For the `join` command, the specification of the pre-configured touchlink link key (also known as ZLL Master Key) in `"~/.config/z3sec/touchlink_crypt.ini` is required.

This key was leaked in March 2015 and can be found online.

##### Note (2)

The `z3sec_touchlink` tool is not able to send acknowledgements within the

required time frame. However, some devices expect an acknowledgment for their

scan response, otherwise they abort the touchlink transaction. In order to

still send touchlink commands to those devices, one can impersonate

another ZigBee device in the wireless range of the target device by setting `--src_addr`, `--src_addr_ext`,

`--src_pan_id`, and `--src_pan_id_ext` according to the values obtained by a prior scan.
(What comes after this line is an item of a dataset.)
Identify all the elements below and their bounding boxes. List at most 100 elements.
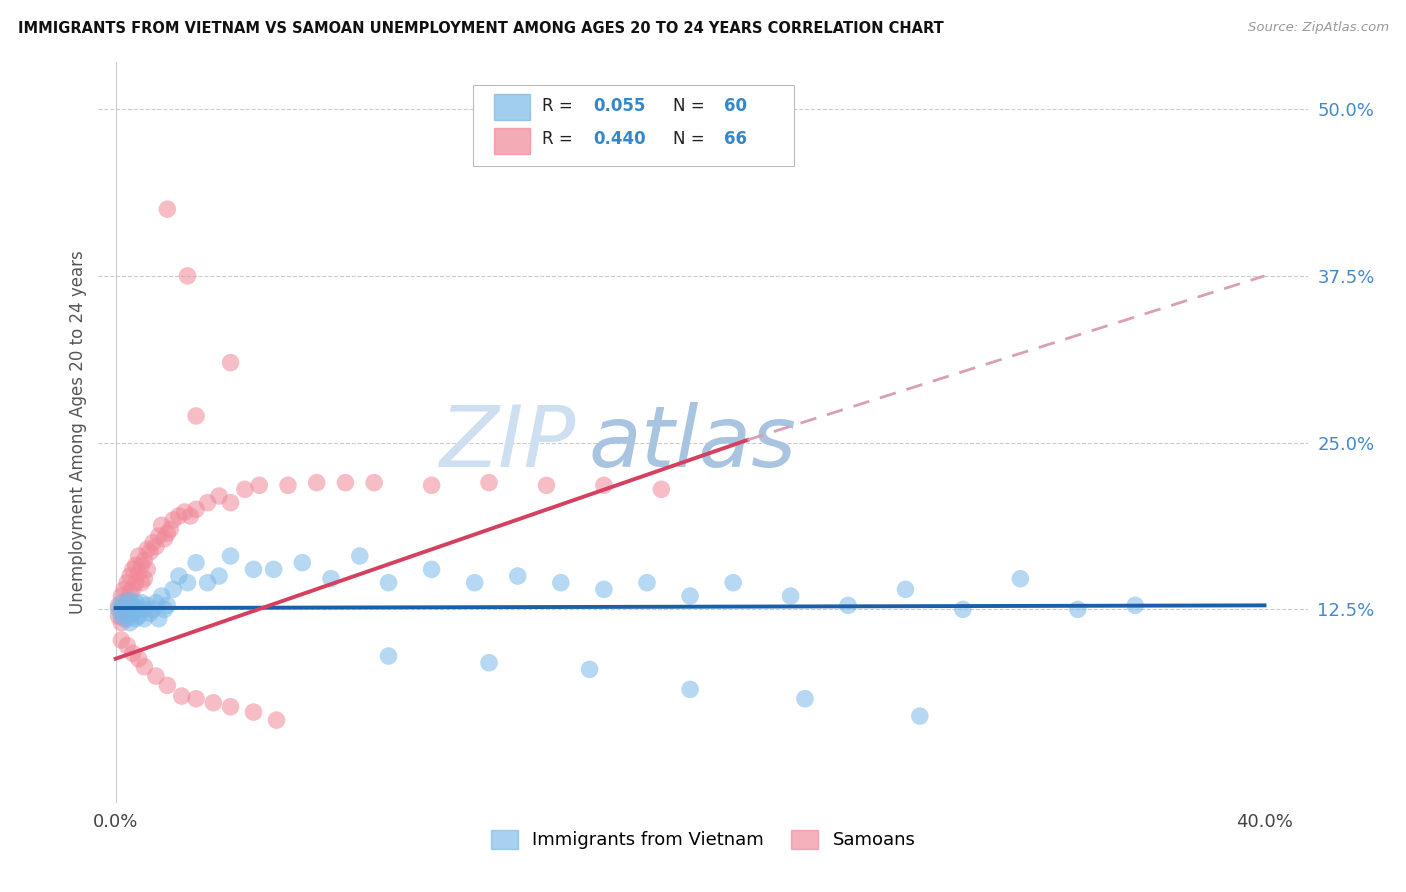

The impersonated device then sends the

acknowledgment upon the reception of the scan response.

#### z3sec_key_extract

With this tool, the network key transmitted during a legitimate touchlink commissioning procedure

can be extracted and decrypted.

As ZigBee traffic source, a radio device can sniff actively for touchlink commissioning procedures on a specific channel '':

    z3sec_key_extract (--kb /dev/ttyUSBX | --sdr) --channel 

Alternatively, the ZigBee traffic can be read from a pre-captured pcap file:

    z3sec_key_extract --pcap /path/to/file.pcap

##### Note

For this tool, the specification of the pre-configured touchlink link key (also known as ZLL Master Key) in `~/.config/z3sec/zll_master_key.txt` is required.

This key was leaked in March 2015 and can be found online.

#### z3sec_control

This tool keeps track of all ZigBee devices and networks on a specific

channel.

If the network key of a ZigBee network is known, this tool can be used to

interactively send command frames to devices of this network in order to change

their state. The network key for the network needs to be known.

    z3sec_control (--kb /dev/ttyUSBX | --sdr) --channel  --pan_id  --network_key 

Please see our Wiki ([Tutorial 2: Takeover Attack](https://github.com/IoTsec/Z3sec/wiki/Tutorial-2:-Takeover-Attack)) for a detailed  description.

##### Note

The command packet is automatically encrypted using the given network key and all the

address fields and sequence numbers are overwritten with those of the

impersonated and spoofed device.

## Literature

For more information about the security of touchlink commissioning and an extensive evaluation of the presented attacks, please see:

[1] P. Morgner, S. Mattejat, Z. Benenson, C. Müller, F. Armknecht:

**Insecure to the Touch: Attacking ZigBee 3.0 via Touchlink Commissioning**. In Proceedings of the 10th ACM Conference on Security & Privacy in Wireless and Mobile Networks (WiSec'17, Boston, MA, July 18-20, 2017)

If you refer to *Z3sec* in a publication, please cite [1].